See you next week, I say, saluting.

 

 

The sun boils down on us workers all day and when dusk comes the mosquitoes fan out to spread across our bare backs like a thin layer of black gold. We’re building on the beach and though the sky set red I realize that a storm is blowing in, salt and wind readying to ravish the half-built skeleton of splintering thighs and bending calves. It’s a wonder a house survives, salt groaning in its pores. I nail the last shingle and then slide off the roof, thinking of the eyeless elephant. I’d wanted to name it Dumbo but Elba had said that was mean and so we’d settled on Punkles, which had popped into my head out of nowhere. I grab my backpack and unzip it while I walk to my car, pulling out a towel-wrapped water bottle. Today one of the other guys taught me how to conjugate to eat and to fuck in the present tense of Spanish and I practice as I towel off, the water in my bottle rising to meet the yo jodo of my tongue, slipping, penetrating. I’m so close to being able to quit, to pay for my last semester and help Elba pay for hers, to move on with our lives. Instead of building houses I’ll design them, and bridges and dams and canals. Elba won’t have to work if she doesn’t want to.

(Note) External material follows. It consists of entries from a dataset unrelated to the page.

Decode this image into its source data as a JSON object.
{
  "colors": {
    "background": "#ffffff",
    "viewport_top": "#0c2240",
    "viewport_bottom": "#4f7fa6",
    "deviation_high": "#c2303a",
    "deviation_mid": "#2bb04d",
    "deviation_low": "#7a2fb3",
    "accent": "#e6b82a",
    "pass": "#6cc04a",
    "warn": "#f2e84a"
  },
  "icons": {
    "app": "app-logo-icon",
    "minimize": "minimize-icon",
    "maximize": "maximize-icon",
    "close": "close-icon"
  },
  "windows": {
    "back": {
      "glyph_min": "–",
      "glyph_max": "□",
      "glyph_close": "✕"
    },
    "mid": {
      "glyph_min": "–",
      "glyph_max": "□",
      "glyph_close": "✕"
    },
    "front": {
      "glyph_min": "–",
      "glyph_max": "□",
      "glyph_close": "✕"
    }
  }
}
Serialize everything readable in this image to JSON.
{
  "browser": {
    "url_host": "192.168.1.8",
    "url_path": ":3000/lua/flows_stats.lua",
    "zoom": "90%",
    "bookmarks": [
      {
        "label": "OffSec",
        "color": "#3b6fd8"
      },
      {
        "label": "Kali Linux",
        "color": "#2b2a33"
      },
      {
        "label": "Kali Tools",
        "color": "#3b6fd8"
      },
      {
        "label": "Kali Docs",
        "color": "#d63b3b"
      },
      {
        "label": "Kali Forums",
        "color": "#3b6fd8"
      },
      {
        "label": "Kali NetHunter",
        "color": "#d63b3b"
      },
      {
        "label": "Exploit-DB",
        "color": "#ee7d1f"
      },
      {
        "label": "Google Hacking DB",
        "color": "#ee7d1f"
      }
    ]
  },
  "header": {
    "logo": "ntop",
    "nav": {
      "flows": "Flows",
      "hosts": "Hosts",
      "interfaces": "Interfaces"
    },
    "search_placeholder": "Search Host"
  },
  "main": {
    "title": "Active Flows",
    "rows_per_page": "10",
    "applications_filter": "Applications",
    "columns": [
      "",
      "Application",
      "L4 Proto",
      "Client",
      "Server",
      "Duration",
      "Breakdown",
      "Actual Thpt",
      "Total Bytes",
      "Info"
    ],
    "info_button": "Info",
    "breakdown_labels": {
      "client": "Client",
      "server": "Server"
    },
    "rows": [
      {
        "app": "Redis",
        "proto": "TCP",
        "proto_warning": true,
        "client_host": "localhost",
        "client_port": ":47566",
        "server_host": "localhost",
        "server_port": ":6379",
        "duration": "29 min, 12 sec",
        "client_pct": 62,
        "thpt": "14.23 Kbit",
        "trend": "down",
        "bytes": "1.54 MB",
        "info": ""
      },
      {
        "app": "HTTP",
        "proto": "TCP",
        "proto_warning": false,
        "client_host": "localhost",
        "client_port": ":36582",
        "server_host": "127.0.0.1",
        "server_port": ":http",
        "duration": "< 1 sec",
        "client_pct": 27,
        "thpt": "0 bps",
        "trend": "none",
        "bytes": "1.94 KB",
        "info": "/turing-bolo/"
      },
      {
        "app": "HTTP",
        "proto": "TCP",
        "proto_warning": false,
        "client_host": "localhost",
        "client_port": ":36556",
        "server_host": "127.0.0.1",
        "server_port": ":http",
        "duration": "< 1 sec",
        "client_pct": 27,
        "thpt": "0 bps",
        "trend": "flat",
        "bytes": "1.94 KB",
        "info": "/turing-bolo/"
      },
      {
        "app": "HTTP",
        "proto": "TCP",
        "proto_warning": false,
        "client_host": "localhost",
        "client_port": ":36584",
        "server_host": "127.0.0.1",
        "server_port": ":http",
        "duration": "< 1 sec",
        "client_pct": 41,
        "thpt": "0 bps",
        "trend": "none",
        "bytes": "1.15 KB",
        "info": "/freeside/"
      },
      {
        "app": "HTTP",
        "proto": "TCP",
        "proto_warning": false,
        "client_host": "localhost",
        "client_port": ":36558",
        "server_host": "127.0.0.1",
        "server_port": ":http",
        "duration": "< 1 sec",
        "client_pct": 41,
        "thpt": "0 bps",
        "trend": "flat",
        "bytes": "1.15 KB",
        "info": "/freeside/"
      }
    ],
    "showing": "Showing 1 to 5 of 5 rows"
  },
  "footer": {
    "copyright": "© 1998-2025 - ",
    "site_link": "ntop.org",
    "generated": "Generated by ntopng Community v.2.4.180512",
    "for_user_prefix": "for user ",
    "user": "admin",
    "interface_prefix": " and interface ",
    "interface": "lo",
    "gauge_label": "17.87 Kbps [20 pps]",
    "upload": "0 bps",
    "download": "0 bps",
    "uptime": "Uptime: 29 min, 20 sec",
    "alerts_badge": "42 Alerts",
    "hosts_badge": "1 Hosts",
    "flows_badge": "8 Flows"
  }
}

She’d told me once that she’d be happy staying home, cooking exotic dishes for every meal and sewing charming jewelry mannequins and canvas espadrilles. As long as she still had time to paint. I slide my keys into the ignition of my beat-up Acura, dubbed Gramps, and imagine walking into my own house, one I’d designed, and loosening the Sistine Chapel tie at my throat. The aroma of homemade butternut squash soup rocks into my nostrils as I lounge on my coach and Elba rubs hot water and Epsom salts into my feet. We look back over our scrapbook from our old life, blueprints of former versions of our house curling up at the edges beside cards from well-wishers at our future wedding. We smile at each other. The weight of kava kava presses down on our eyelids until we give into it, making love right there on the couch and then stumbling to bed, where we fell into vibrant sleep.